Frais de notaire pour achat immobilier : comment ça marche ?

Toute transaction immobilière, que ce soit appartement, maison ou terrain, nécessite l’intervention d’un notaire. Ce recours obligé contractualise et authentifie l’achat d’un bien immobilier. À cet effet, les frais de notaire pour l’achat d’un logement sont versés au notaire. Vous devez donc inclure ces frais dans votre plan de financement.

À quoi correspondent les frais de notaire ?

Aussi appelés frais d’acquisition, les frais de notaire dans le cadre d’un achat immobilier sont composés d’une série d’impôts et de taxes collectés par le notaire pour le compte de différents organismes. Les frais représentent environ 8 % du prix de vente pour un logement ancien et 2 % à 3 % pour un logement neuf.

En réalité, seule une infime partie des frais de notaire revient au notaire. C’est ce qu’on appelle les émoluments proportionnels du notaire qui s’élèvent à environ 15 % des frais. Parmi les autres frais, il y a aussi les droits de mutation perçus par le fisc. Ceux-ci constituent la plus grosse part des frais de notaire. Enfin, il y a les émoluments de formalités et les frais divers ainsi que la contribution de sécurité immobilière.

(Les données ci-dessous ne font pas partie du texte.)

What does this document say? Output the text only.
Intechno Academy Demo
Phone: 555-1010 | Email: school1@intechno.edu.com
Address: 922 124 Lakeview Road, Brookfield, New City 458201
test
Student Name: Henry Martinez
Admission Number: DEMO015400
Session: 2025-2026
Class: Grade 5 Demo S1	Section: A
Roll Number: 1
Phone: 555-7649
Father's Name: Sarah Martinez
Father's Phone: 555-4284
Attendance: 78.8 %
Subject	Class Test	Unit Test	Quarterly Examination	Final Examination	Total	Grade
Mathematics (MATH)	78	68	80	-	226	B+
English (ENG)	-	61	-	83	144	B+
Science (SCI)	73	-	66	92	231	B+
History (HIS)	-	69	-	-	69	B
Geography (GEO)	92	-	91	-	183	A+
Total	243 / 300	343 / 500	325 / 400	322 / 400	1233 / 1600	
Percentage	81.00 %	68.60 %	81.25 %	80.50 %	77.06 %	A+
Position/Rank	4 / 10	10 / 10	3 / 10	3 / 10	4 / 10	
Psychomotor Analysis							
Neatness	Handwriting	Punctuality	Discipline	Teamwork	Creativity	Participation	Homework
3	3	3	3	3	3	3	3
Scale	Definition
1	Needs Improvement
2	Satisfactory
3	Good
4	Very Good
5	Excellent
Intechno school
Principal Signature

Quand payer les frais de notaire ?

En règle générale, il revient à l’acquéreur de verser les frais de notaire pour un achat immobilier. Mais, dans certains cas, ils peuvent être versés par le vendeur, si les deux parties prévoient une clause acte en main. Lors de la vente d’un bien, l’acheteur et le vendeur doivent signer un acte authentique de vente définitif. Celui-ci a lieu trois mois après la signature de l’avant-contrat. C’est au moment de la signature de l’acte définitif que le versement des frais de notaire a lieu.

Avant donc de payer les frais, un calcul des frais de notaire s’impose au préalable. Dans la majorité des cas, la provision demandée par le notaire pour couvrir les frais liés aux formalités de la vente est supérieure au montant réel. Lors du décompte exact des frais, qui a lieu plusieurs mois après la vente, le notaire se charge de rembourser les surplus des frais de notaire versés par l’acheteur.

Les taux appliqués pour les frais de notaire dans le cadre d’un achat immobilier

En fonction du type de bien immobilier, les frais d’acquisition peuvent varier. Dans le cas d’un bien ancien, les frais sont estimés à environ 8 % du prix de vente. Dans le cas d’un logement neuf, ceux-ci s’élèvent entre 2 % et 3 % du prix d’achat. Soit environ 3 à 4 points de moins que pour le logement ancien. On fait donc référence ici aux frais réduits dans l’immobilier neuf.

On considère comme bien ancien tout logement existant, qu’il soit récent ou non. Un logement neuf concerne tout logement qui sort de terre et qui n’a jamais connu de propriétaire. Il est à noter que depuis janvier 2013, un bien revendu pour la première fois dans les 5 ans de son achèvement ne bénéficie plus de frais de notaire réduits.

Exemple de calcul de frais de notaire

Pour le calcul des frais de notaire pour l’achat d’un bien immobilier, vous n’aurez qu’à déterminer le montant des différentes composantes des frais de notaire. À titre d’exemple, un logement ancien est vendu au prix de 250 000 euros. Les frais de notaire vont se répartir comme suit :

  • Les émoluments proportionnels du notaire s’élèvent à 2874 euros si on s’en tient aux taux applicables.
  • Les droits de mutation reviennent à 14 475 euros.
  • La contribution de sécurité immobilière va coûter en moyenne 200 euros.
  • Les émoluments de formalités ainsi que les frais divers coûtent 1000 euros.

Ainsi, les frais de notaires s’élèvent donc à 18 599 euros au total.